The option to kill always punishes the most vulnerable. Those who are wealthy and currently fly to a jurisdiction where the killing is legal will find options for themselves, while laws that prevent killing are there to protect those who would otherwise want to live if not for the system that tells them they are or would be a burden. Laws that allow killing entrench and reinforce a culture that values the intelligent and able-bodied while making the disabled and infirm disappear.
Those who have struggled with severe depression will tell you that one of the worst thoughts to haunt their minds is the one that says they would have been better off having never been born. When I treat patients with depression, it is my duty as their doctor to assure them, no matter what they may have done (and some of them have done very bad things), that the demonic voice in their head is not speaking the truth. They, like every other human being, are better off alive than dead. To make the opposite judgment on behalf of another person — most of whom, if they were allowed to grow up, would be able to have some opinion on whether they prefer being alive or dead — is taking the side of the suicidal voices against the God who created us all.

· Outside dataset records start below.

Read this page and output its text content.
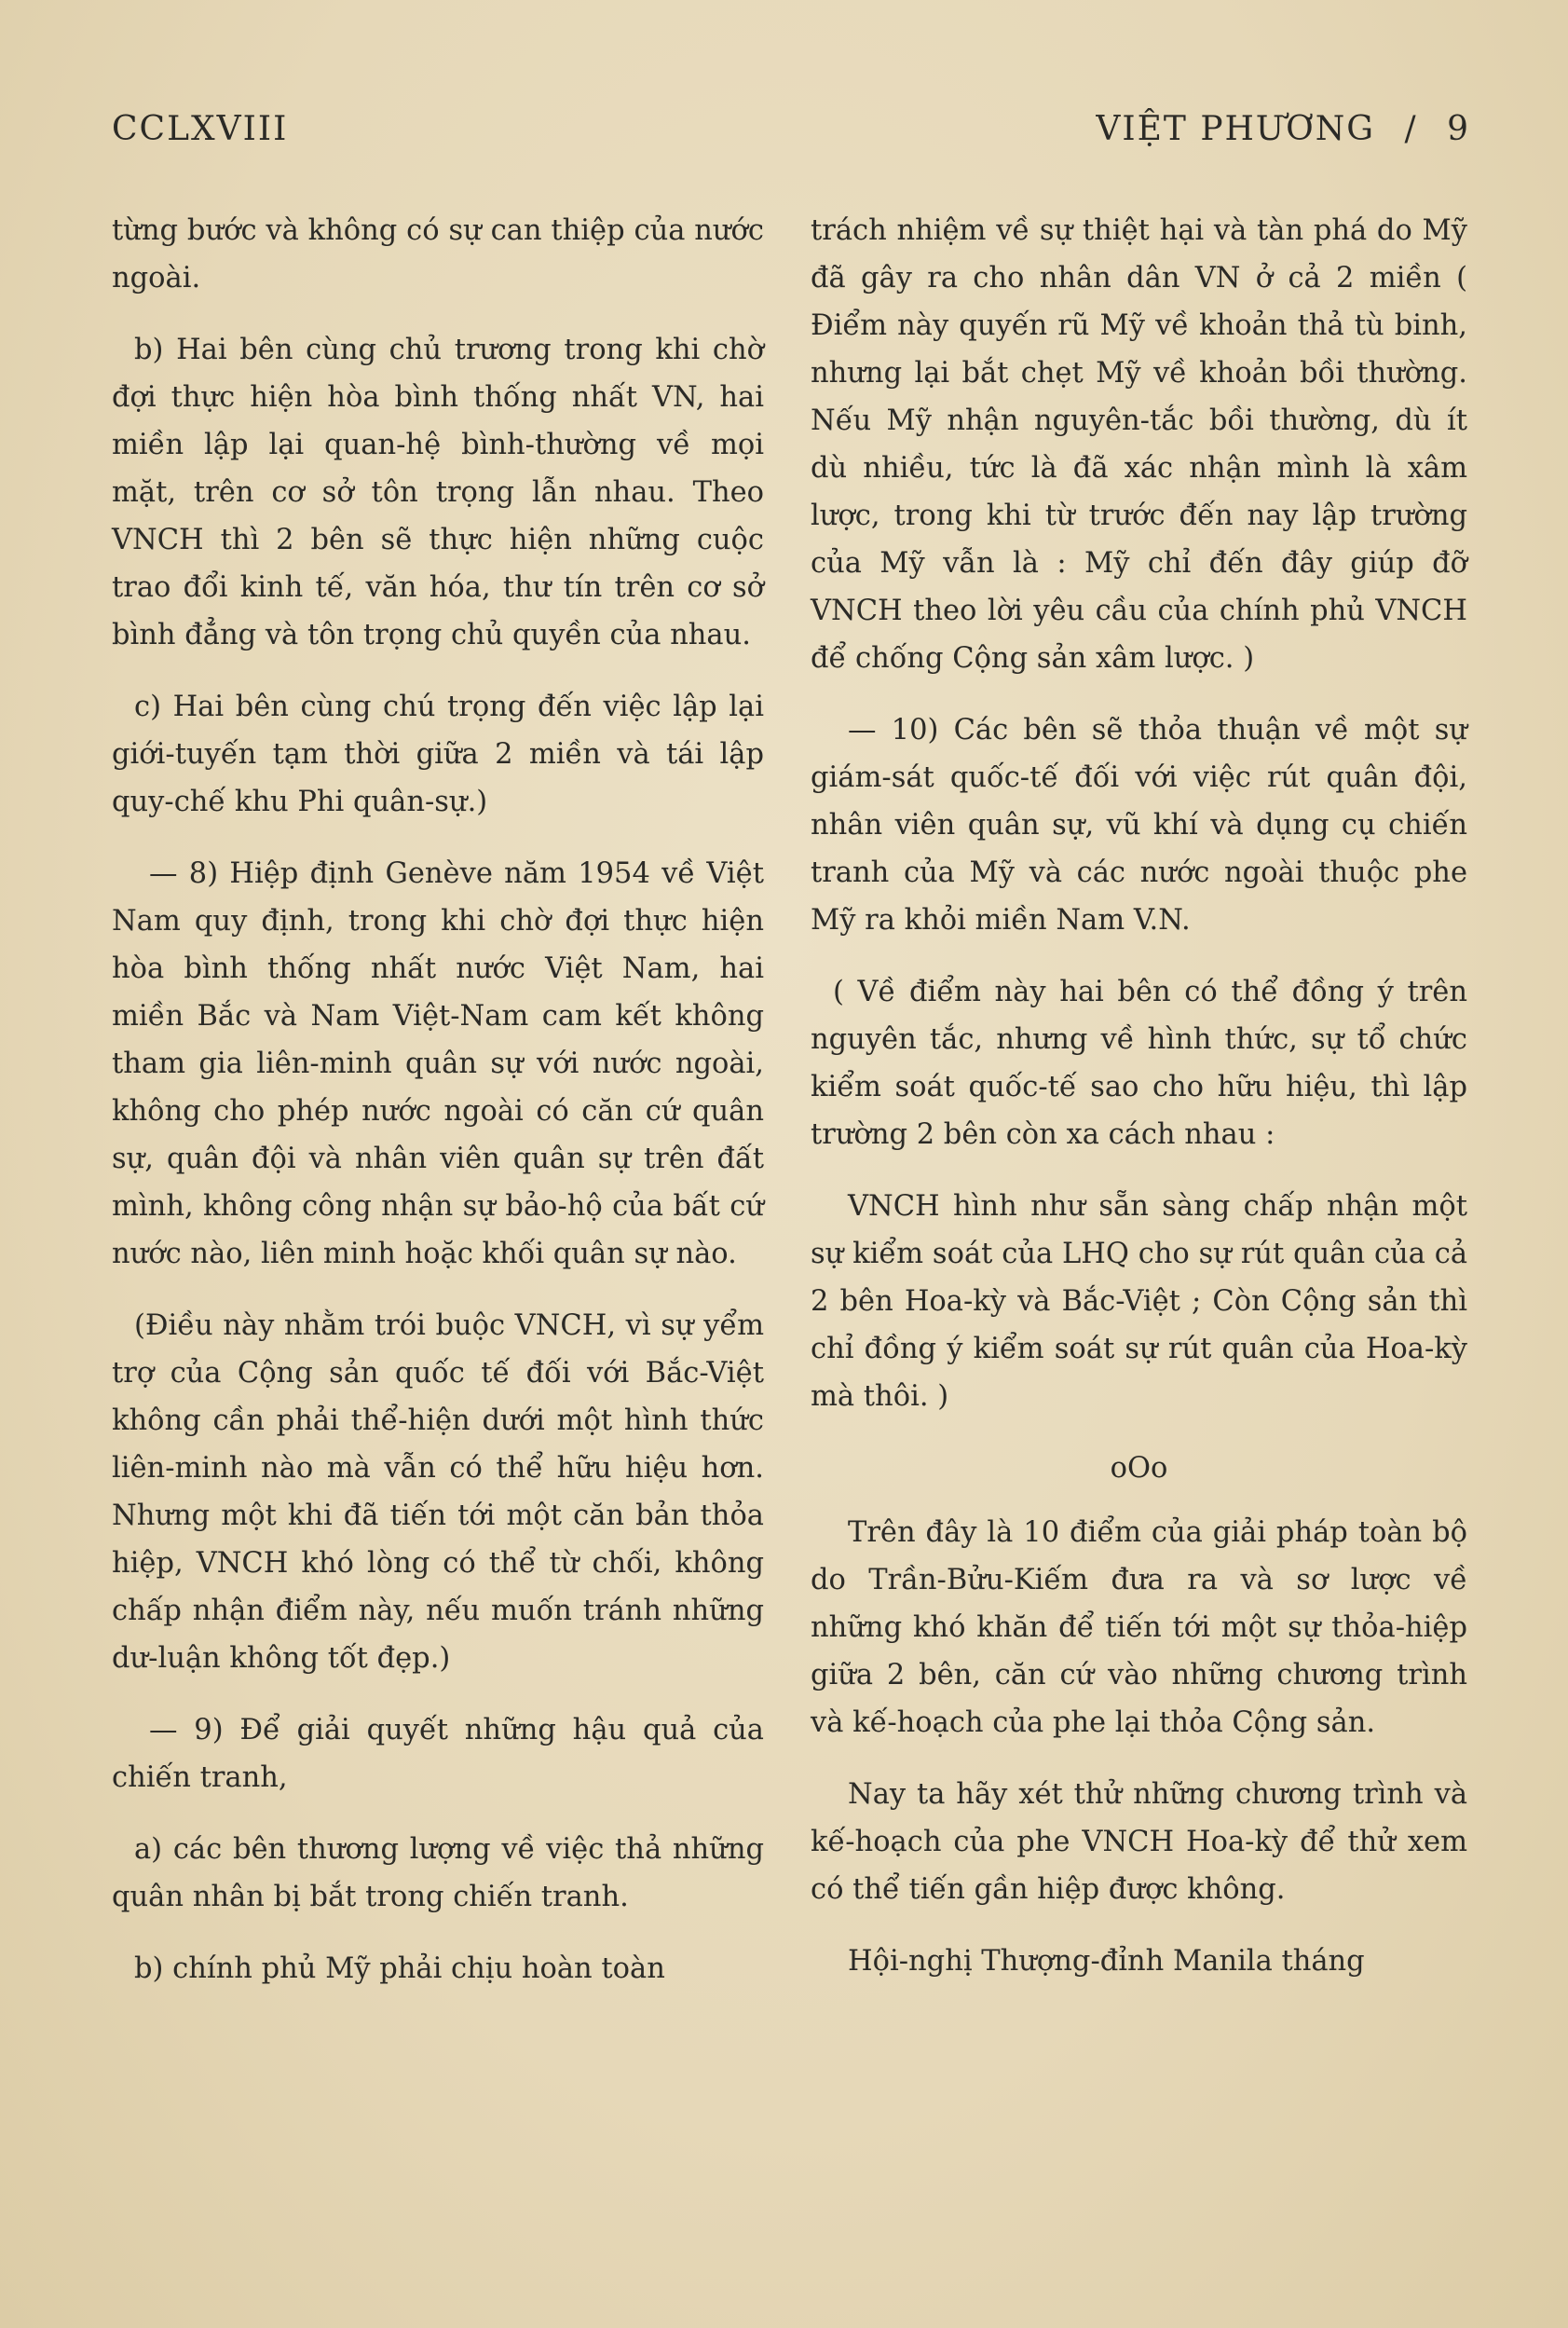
CCLXVIII	VIỆT PHƯƠNG / 9

từng bước và không có sự can thiệp của nước ngoài.

b) Hai bên cùng chủ trương trong khi chờ đợi thực hiện hòa bình thống nhất VN, hai miền lập lại quan-hệ bình-thường về mọi mặt, trên cơ sở tôn trọng lẫn nhau. Theo VNCH thì 2 bên sẽ thực hiện những cuộc trao đổi kinh tế, văn hóa, thư tín trên cơ sở bình đẳng và tôn trọng chủ quyền của nhau.

c) Hai bên cùng chú trọng đến việc lập lại giới-tuyến tạm thời giữa 2 miền và tái lập quy-chế khu Phi quân-sự.)

— 8) Hiệp định Genève năm 1954 về Việt Nam quy định, trong khi chờ đợi thực hiện hòa bình thống nhất nước Việt Nam, hai miền Bắc và Nam Việt-Nam cam kết không tham gia liên-minh quân sự với nước ngoài, không cho phép nước ngoài có căn cứ quân sự, quân đội và nhân viên quân sự trên đất mình, không công nhận sự bảo-hộ của bất cứ nước nào, liên minh hoặc khối quân sự nào.

(Điều này nhằm trói buộc VNCH, vì sự yểm trợ của Cộng sản quốc tế đối với Bắc-Việt không cần phải thể-hiện dưới một hình thức liên-minh nào mà vẫn có thể hữu hiệu hơn. Nhưng một khi đã tiến tới một căn bản thỏa hiệp, VNCH khó lòng có thể từ chối, không chấp nhận điểm này, nếu muốn tránh những dư-luận không tốt đẹp.)

— 9) Để giải quyết những hậu quả của chiến tranh,

a) các bên thương lượng về việc thả những quân nhân bị bắt trong chiến tranh.

b) chính phủ Mỹ phải chịu hoàn toàn

trách nhiệm về sự thiệt hại và tàn phá do Mỹ đã gây ra cho nhân dân VN ở cả 2 miền ( Điểm này quyến rũ Mỹ về khoản thả tù binh, nhưng lại bắt chẹt Mỹ về khoản bồi thường. Nếu Mỹ nhận nguyên-tắc bồi thường, dù ít dù nhiều, tức là đã xác nhận mình là xâm lược, trong khi từ trước đến nay lập trường của Mỹ vẫn là : Mỹ chỉ đến đây giúp đỡ VNCH theo lời yêu cầu của chính phủ VNCH để chống Cộng sản xâm lược. )

— 10) Các bên sẽ thỏa thuận về một sự giám-sát quốc-tế đối với việc rút quân đội, nhân viên quân sự, vũ khí và dụng cụ chiến tranh của Mỹ và các nước ngoài thuộc phe Mỹ ra khỏi miền Nam V.N.

( Về điểm này hai bên có thể đồng ý trên nguyên tắc, nhưng về hình thức, sự tổ chức kiểm soát quốc-tế sao cho hữu hiệu, thì lập trường 2 bên còn xa cách nhau :

VNCH hình như sẵn sàng chấp nhận một sự kiểm soát của LHQ cho sự rút quân của cả 2 bên Hoa-kỳ và Bắc-Việt ; Còn Cộng sản thì chỉ đồng ý kiểm soát sự rút quân của Hoa-kỳ mà thôi. )

oOo

Trên đây là 10 điểm của giải pháp toàn bộ do Trần-Bửu-Kiếm đưa ra và sơ lược về những khó khăn để tiến tới một sự thỏa-hiệp giữa 2 bên, căn cứ vào những chương trình và kế-hoạch của phe lại thỏa Cộng sản.

Nay ta hãy xét thử những chương trình và kế-hoạch của phe VNCH Hoa-kỳ để thử xem có thể tiến gần hiệp được không.

Hội-nghị Thượng-đỉnh Manila tháng
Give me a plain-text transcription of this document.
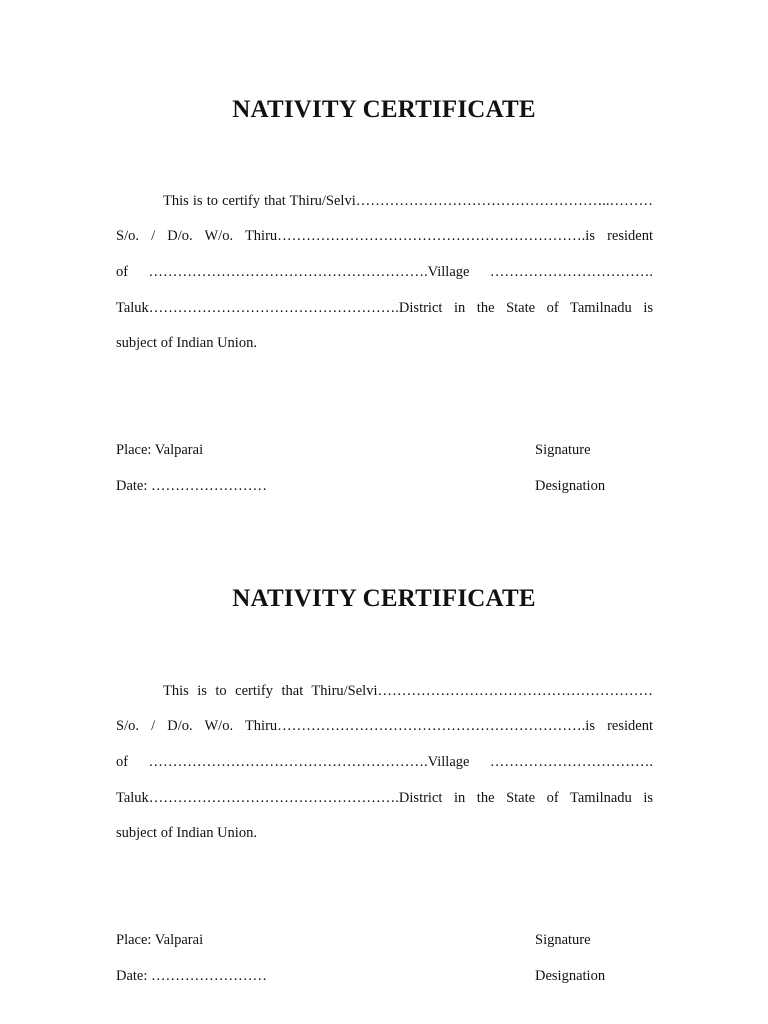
NATIVITY CERTIFICATE
This is to certify that Thiru/Selvi……………………………………………..………
S/o. / D/o. W/o. Thiru……………………………………………………….is resident
of ………………………………………………….Village …………………………….
Taluk…………………………………………….District in the State of Tamilnadu is
subject of Indian Union.
Place: Valparai
Date: ……………………
Signature
Designation
NATIVITY CERTIFICATE
This is to certify that Thiru/Selvi…………………………………………………
S/o. / D/o. W/o. Thiru……………………………………………………….is resident
of ………………………………………………….Village …………………………….
Taluk…………………………………………….District in the State of Tamilnadu is
subject of Indian Union.
Place: Valparai
Date: ……………………
Signature
Designation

One of the greatest reasons for concern is the sheer scale of Canada’s euthanasia regime. California provides a useful point of comparison: It legalized medically assisted death the same year as Canada, 2016, and it has about the same population, just under forty million. In 2021 in California, 486 people died using the state’s assisted suicide program. In Canada in the same year, 10,064 people used MAID to die.
Important people — prominent politicians, physicians, and judges — promised Canadians that their rights to autonomy would be expanded. But the picture that emerges is not a new flowering of autonomy but the hum of an efficient engine of death.
It is quite remarkable to hear from doctors and other medical practitioners who find great satisfaction in killing their patients.